Dia mengatakan, hasil kunjungannya pada Desember 2025 menunjukkan progres yang signifikan.
“Desember 2025 saya ke sana, dua minggu setelahnya Pak Presiden juga ke sana. Progresnya cukup bagus, sesuai timeline semua. PR-nya sekarang tinggal membangun gedung legislatif dan yudikatif,” ujar dia.
2. IKN jadi kota layak huni

Gibran pun menggambarkan IKN sebagai kota masa depan yang nyaman dan layak huni. Menurut dia, IKN akan jadi kota yang mempunyai udara bersih serta bebas kemacetan dan kemacetan.

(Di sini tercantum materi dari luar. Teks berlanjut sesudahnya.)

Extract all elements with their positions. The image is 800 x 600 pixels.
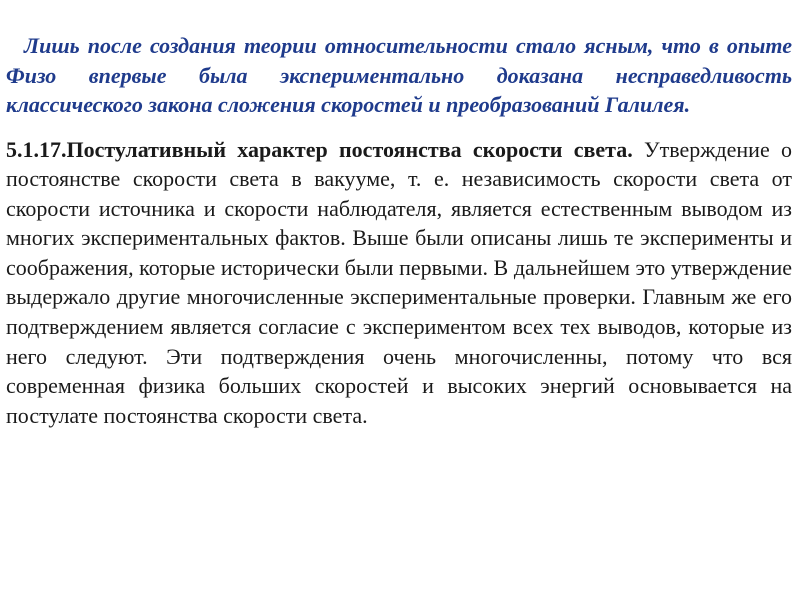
section-paragraph xyxy=(6,135,792,431)
section-title: Постулативный характер постоянства скорости света. xyxy=(66,136,633,162)
section-heading xyxy=(6,137,633,162)
intro-paragraph: Лишь после создания теории относительности стало ясным, что в опыте Физо впервые была экспериментально доказана несправедливость классического закона сложения скоростей и преобразований Галилея. xyxy=(6,33,792,117)
section-number: 5.1.17. xyxy=(6,136,67,162)
section-body: Утверждение о постоянстве скорости света в вакууме, т. е. независимость скорости света от скорости источника и скорости наблюдателя, является естественным выводом из многих экспериментальных фактов. Выше были описаны лишь те эксперименты и соображения, которые исторически были первыми. В дальнейшем это утверждение выдержало другие многочисленные экспериментальные проверки. Главным же его подтверждением является согласие с экспериментом всех тех выводов, которые из него следуют. Эти подтверждения очень многочисленны, потому что вся современная физика больших скоростей и высоких энергий основывается на постулате постоянства скорости света. xyxy=(6,136,792,428)
document-page xyxy=(6,31,792,430)
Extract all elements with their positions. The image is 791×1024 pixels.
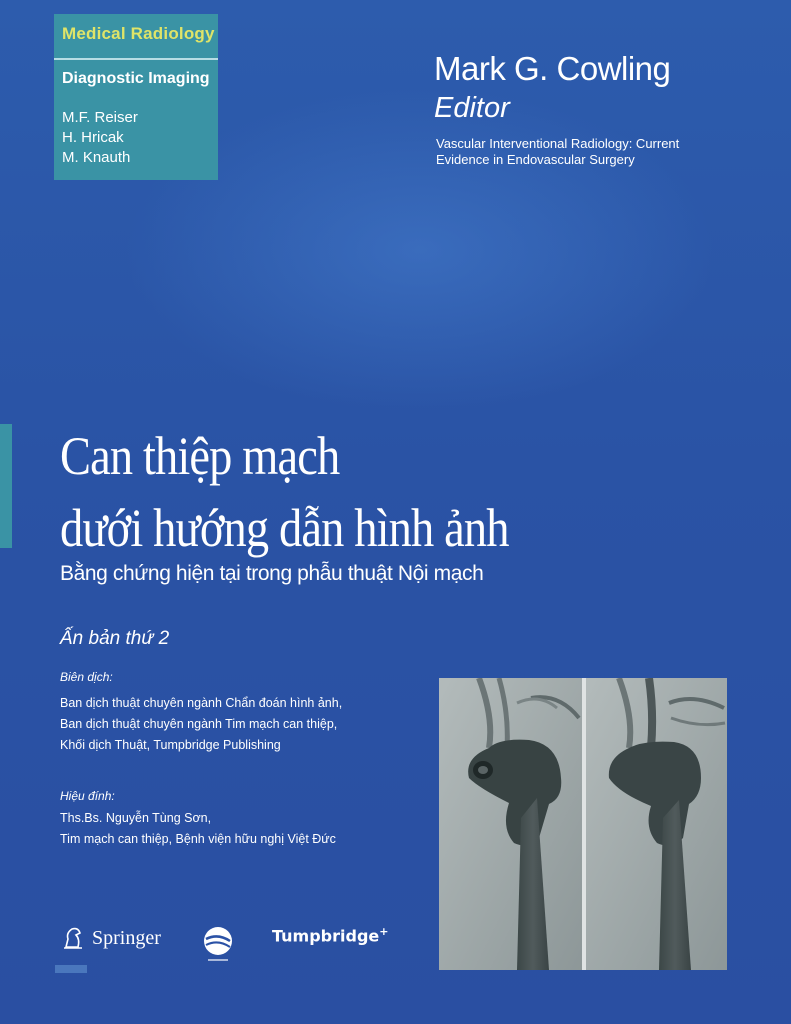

“Ini kota yang sangat hidup, udaranya bersih, bebas macet, dan insyaallah aman dari bencana. Jadi, ini tempat yang sangat ideal untuk anak-anak muda. Kita bukan hanya memindahkan kantor, tapi juga membangun mindset yang baru,” kata dia.
Seiring berjalannya waktu, Gibran mengungkapkan, berbagai fasilitas penunjang juga akan terus bertambah.
“Akan muncul bangunan-bangunan komersial seperti supermarket, pusat hiburan, sport center, dan lainnya,” ujar dia.
3. Optimistis infrastruktur utama dapat diselesaikan pada 2028

Saat ditanya mahasiswa soal perkembangan pembangunan IKN, Gibran menjelaskan, proyek tersebut berjalan sesuai rencana dan terus menunjukkan kemajuan signifikan. Dia menegaskan, pemerintah fokus menuntaskan pembangunan seluruh fasilitas pemerintahan agar pemindahan dapat dilakukan tepat waktu.
“Sekarang kita kejar pembangunan untuk DPR dan lembaga yudikatif seperti MA, MK, dan lainnya,” ujar Gibran.
Gibran menambahkan, pemerintah optimistis seluruh infrastruktur utama dapat diselesaikan pada 2028.
“Kita doakan yang terbaik, nanti 2028 selesai semua dan kita bisa pindah ke sana. Mungkin 2029 dan seterusnya, seluruh kegiatan pemerintahan sudah efektif dilakukan di IKN,” ucap dia.